The film consisted of arty graphics (it's basically impossible to represent the stuff that's out there, but they did their best) and moodily posed shots of physics boffins doing their stuff.

What was most profound was that they all kept saying, elegantly, 'we don't know what the hell is going on'. The point is - and Vice-Chancellor, I hope you're taking notes - that they all said this with massive, goofy grins on their faces: I couldn't help grinning back, caught up in their love of pure, intellectual pursuit. It's exciting, romantic, fascinating.

The absence of certainty is what drives proper educators. We love throwing ideas around, testing them, discarding them, modifying them. Can you imagine turning up at a local call centre and saying to them 'We'll offer this course to your employees if you give us £50,000. By the end of it, they'll understand that there aren't any right answers, only more questions. It'll totally destabilise their conception of the universe. They'll love it'?

That's what's going to happen. It's going to be boring, short-sighted and culturally damaging. It'll also be economically damaging, because training people to be more obedient drones definitely won't lead to innovation or invention.

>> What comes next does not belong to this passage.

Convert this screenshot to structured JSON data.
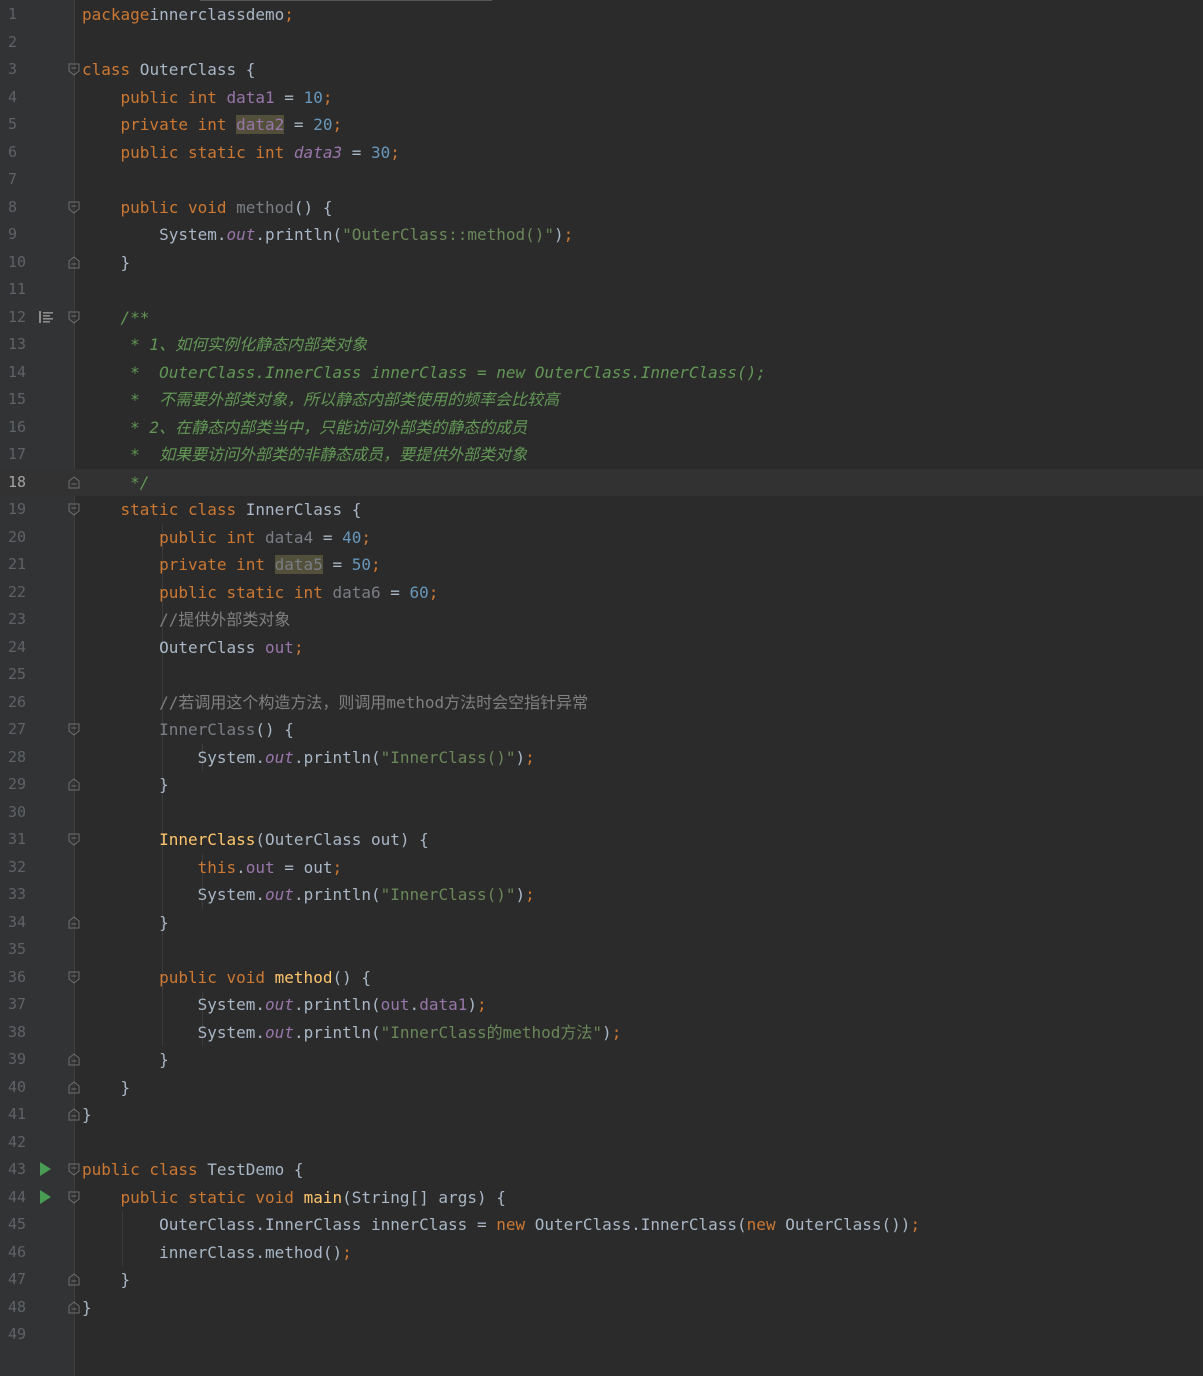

I'm off to a meeting with the Ultimate Authorities now. Toodle-pip.

1 comment:

Zoot Horn said...

Yeah - Horizon was good, although a little more on the effects (relative effects) of bent space-time would have helped explain Einsteinian ideas, added some material for sci-fi geeks, and given us a glimpse over the event horizon. Loved it, and loved the sublime uncertainty they all expressed in the face of theoretical incompatibilities. Let's hope none of us face similar uncertainties on the job market.